More than half of those surveyed haven't assigned risk monitoring to a specific person or persons, survey results show, although 97% have a written policy or guidelines on risk management.
In addition, the survey results show two-thirds of pension executives do not have, or are uncertain if they have, policies that detail specific action if risk management policies or procedures are not met.
And less than half said their board of directors or trustees have been provided with a copy of their risk management procedures.
Guidelines under scrutiny
Ms. England said there was a flurry of activity to re-examine and re-evaluate risk guidelines and controls following the big investment losses at places like Orange County, Calif., and the old Barings P.L.C., London.
But since then, many view their work as done, and the focus on risk management has lessened, she said.
"I agree with the overall conclusion that complacency is a precursor . . . to bad things happening," Mr. Lukomnik said.
He said the study will be useful for plan sponsors that try to apply the results when assessing their specific fund.
Given an appearance of complacency, BARRA executives said it was surprising to find 84% of sponsors believe their funds are adequately protected by their investment policies.
The survey shows pension officials relying much more heavily on consultants and in-house risk management professionals than they are their investment committee, legal counsel or board of directors.
Ms. England said the accountability chain is leaving pension executives particularly vulnerable to market losses.
"Market risk is the No. 1 risk they felt exposed to," she said.
"At the end of the day, who's going to be responsible" if something goes wrong, she asked. Pension executives appear to feel they will be, she said.
Sponsors were most confident with their ability to manage fiduciary risk, with 87% reporting confidence. Credit and counterparty risk was rated lowest, with only 55% expressing confidence, the survey results show.
BARRA notes there appears to be a mismatch between sponsor needs and resources.
Only 11% had a dedicated budget for risk management, and the average number of people devoted to risk management at a pension fund was 1.5 people.
Twelve percent of those interviewed expected to increase their risk management staffing in the coming year.
More to go to risk management
Spending on risk management is expected to climb at 30% of the funds, while 16% of executives surveyed expect to increase spending on risk management research and information.
But despite the relatively small increases expected in spending, virtually all pension executives surveyed expressed a need for better risk management capabilities, BARRA said.
Agree with survey results
Desmond Mac Intyre, director-risk management for General Motors Investment Management Corp., New York, said he agrees with the survey's general conclusion that plan sponsors and managers need to address risk from an enterprise-wide view.
"It's not about generating a VAR number, it's about generating a consistent framework" for examining risks, he said.
Over 70% of respondents already use at least one analytical software package, ranging from basic spreadsheets to high-end risk systems, Ms. England said.

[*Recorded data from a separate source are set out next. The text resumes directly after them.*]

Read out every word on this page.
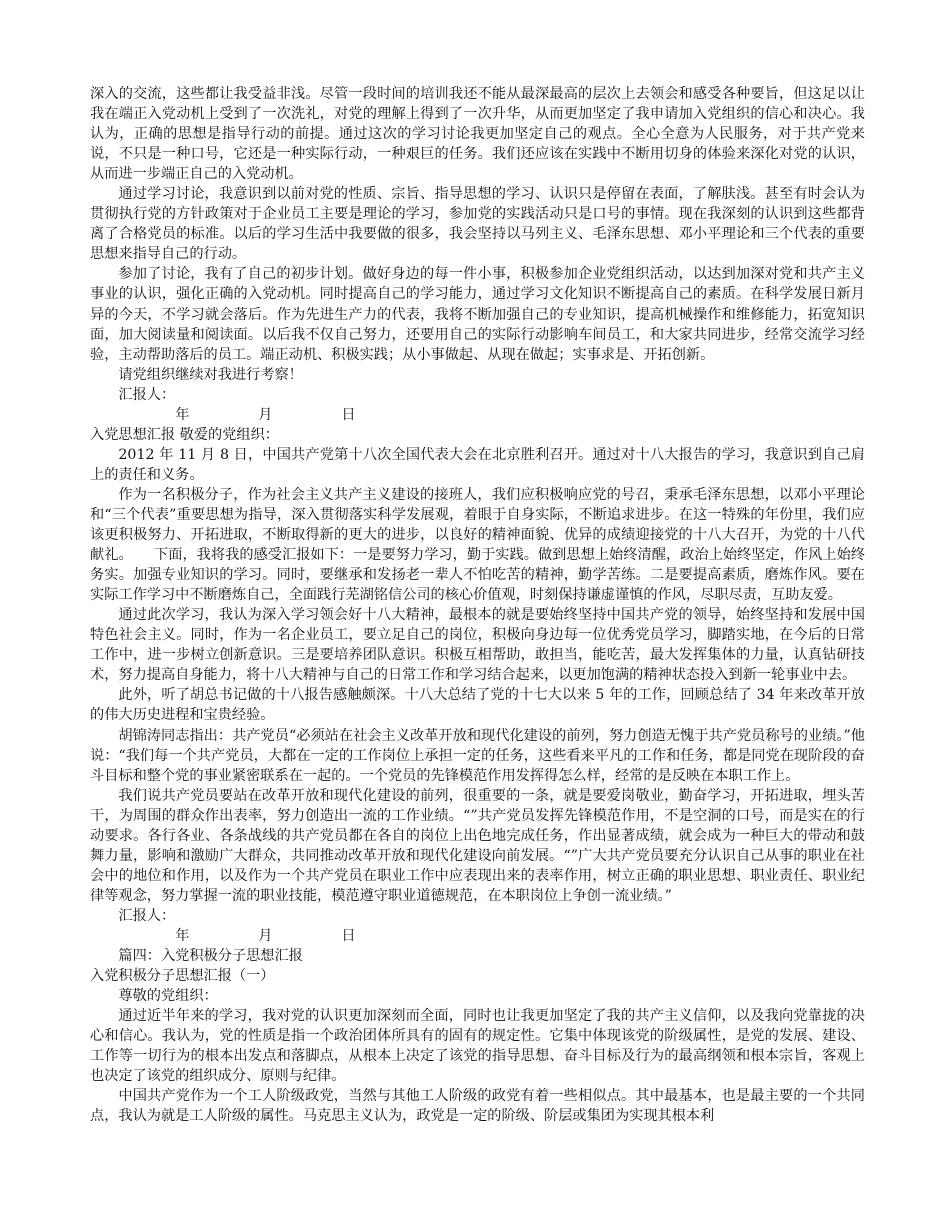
深入的交流，这些都让我受益非浅。尽管一段时间的培训我还不能从最深最高的层次上去领会和感受各种要旨，但这足以让我在端正入党动机上受到了一次洗礼，对党的理解上得到了一次升华，从而更加坚定了我申请加入党组织的信心和决心。我认为，正确的思想是指导行动的前提。通过这次的学习讨论我更加坚定自己的观点。全心全意为人民服务，对于共产党来说，不只是一种口号，它还是一种实际行动，一种艰巨的任务。我们还应该在实践中不断用切身的体验来深化对党的认识，从而进一步端正自己的入党动机。

通过学习讨论，我意识到以前对党的性质、宗旨、指导思想的学习、认识只是停留在表面，了解肤浅。甚至有时会认为贯彻执行党的方针政策对于企业员工主要是理论的学习，参加党的实践活动只是口号的事情。现在我深刻的认识到这些都背离了合格党员的标准。以后的学习生活中我要做的很多，我会坚持以马列主义、毛泽东思想、邓小平理论和三个代表的重要思想来指导自己的行动。

参加了讨论，我有了自己的初步计划。做好身边的每一件小事，积极参加企业党组织活动，以达到加深对党和共产主义事业的认识，强化正确的入党动机。同时提高自己的学习能力，通过学习文化知识不断提高自己的素质。在科学发展日新月异的今天，不学习就会落后。作为先进生产力的代表，我将不断加强自己的专业知识，提高机械操作和维修能力，拓宽知识面，加大阅读量和阅读面。以后我不仅自己努力，还要用自己的实际行动影响车间员工，和大家共同进步，经常交流学习经验，主动帮助落后的员工。端正动机、积极实践；从小事做起、从现在做起；实事求是、开拓创新。

请党组织继续对我进行考察！

汇报人：

年	月	日

入党思想汇报 敬爱的党组织：

2012 年 11 月 8 日，中国共产党第十八次全国代表大会在北京胜利召开。通过对十八大报告的学习，我意识到自己肩上的责任和义务。

作为一名积极分子，作为社会主义共产主义建设的接班人，我们应积极响应党的号召，秉承毛泽东思想，以邓小平理论和“三个代表”重要思想为指导，深入贯彻落实科学发展观，着眼于自身实际，不断追求进步。在这一特殊的年份里，我们应该更积极努力、开拓进取，不断取得新的更大的进步，以良好的精神面貌、优异的成绩迎接党的十八大召开，为党的十八代献礼。　　下面，我将我的感受汇报如下：一是要努力学习，勤于实践。做到思想上始终清醒，政治上始终坚定，作风上始终务实。加强专业知识的学习。同时，要继承和发扬老一辈人不怕吃苦的精神，勤学苦练。二是要提高素质，磨炼作风。要在实际工作学习中不断磨炼自己，全面践行芜湖铭信公司的核心价值观，时刻保持谦虚谨慎的作风，尽职尽责，互助友爱。

通过此次学习，我认为深入学习领会好十八大精神，最根本的就是要始终坚持中国共产党的领导，始终坚持和发展中国特色社会主义。同时，作为一名企业员工，要立足自己的岗位，积极向身边每一位优秀党员学习，脚踏实地，在今后的日常工作中，进一步树立创新意识。三是要培养团队意识。积极互相帮助，敢担当，能吃苦，最大发挥集体的力量，认真钻研技术，努力提高自身能力，将十八大精神与自己的日常工作和学习结合起来，以更加饱满的精神状态投入到新一轮事业中去。

此外，听了胡总书记做的十八报告感触颇深。十八大总结了党的十七大以来 5 年的工作，回顾总结了 34 年来改革开放的伟大历史进程和宝贵经验。

胡锦涛同志指出：共产党员“必须站在社会主义改革开放和现代化建设的前列，努力创造无愧于共产党员称号的业绩。”他说：“我们每一个共产党员，大都在一定的工作岗位上承担一定的任务，这些看来平凡的工作和任务，都是同党在现阶段的奋斗目标和整个党的事业紧密联系在一起的。一个党员的先锋模范作用发挥得怎么样，经常的是反映在本职工作上。

我们说共产党员要站在改革开放和现代化建设的前列，很重要的一条，就是要爱岗敬业，勤奋学习，开拓进取，埋头苦干，为周围的群众作出表率，努力创造出一流的工作业绩。“”共产党员发挥先锋模范作用，不是空洞的口号，而是实在的行动要求。各行各业、各条战线的共产党员都在各自的岗位上出色地完成任务，作出显著成绩，就会成为一种巨大的带动和鼓舞力量，影响和激励广大群众，共同推动改革开放和现代化建设向前发展。“”广大共产党员要充分认识自己从事的职业在社会中的地位和作用，以及作为一个共产党员在职业工作中应表现出来的表率作用，树立正确的职业思想、职业责任、职业纪律等观念，努力掌握一流的职业技能，模范遵守职业道德规范，在本职岗位上争创一流业绩。”

汇报人：

年	月	日

篇四：入党积极分子思想汇报

入党积极分子思想汇报（一）

尊敬的党组织：

通过近半年来的学习，我对党的认识更加深刻而全面，同时也让我更加坚定了我的共产主义信仰，以及我向党靠拢的决心和信心。我认为，党的性质是指一个政治团体所具有的固有的规定性。它集中体现该党的阶级属性，是党的发展、建设、工作等一切行为的根本出发点和落脚点，从根本上决定了该党的指导思想、奋斗目标及行为的最高纲领和根本宗旨，客观上也决定了该党的组织成分、原则与纪律。

中国共产党作为一个工人阶级政党，当然与其他工人阶级的政党有着一些相似点。其中最基本，也是最主要的一个共同点，我认为就是工人阶级的属性。马克思主义认为，政党是一定的阶级、阶层或集团为实现其根本利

The degree to which risk analyses are used: 61% use sensitivity analysis; 45% use downside risk; 43% use probability of shortfall (which is a statistical attempt to gauge the likelihood of relative underperformance); 37% use stress testing; 33% use back testing; and 27% use value at risk.
Risk management stronghold
One area in which the use of risk management has taken hold is in manager selection, Ms. England said.
"Risk management competency has moved to the forefront," she said. Not only do external managers have to display risk management skills, but so do consultants, such as RogersCasey, that might be assisting in manager selection, she said.
She said risk management sections now are included in requests for proposals.
Meanwhile, those pension executives doing a job of managing risk have one common thread: They are "dedicating the dollars" needed, Ms. England said.
She said generally the larger sponsors are the ones with the resources to put systems in place and add personnel.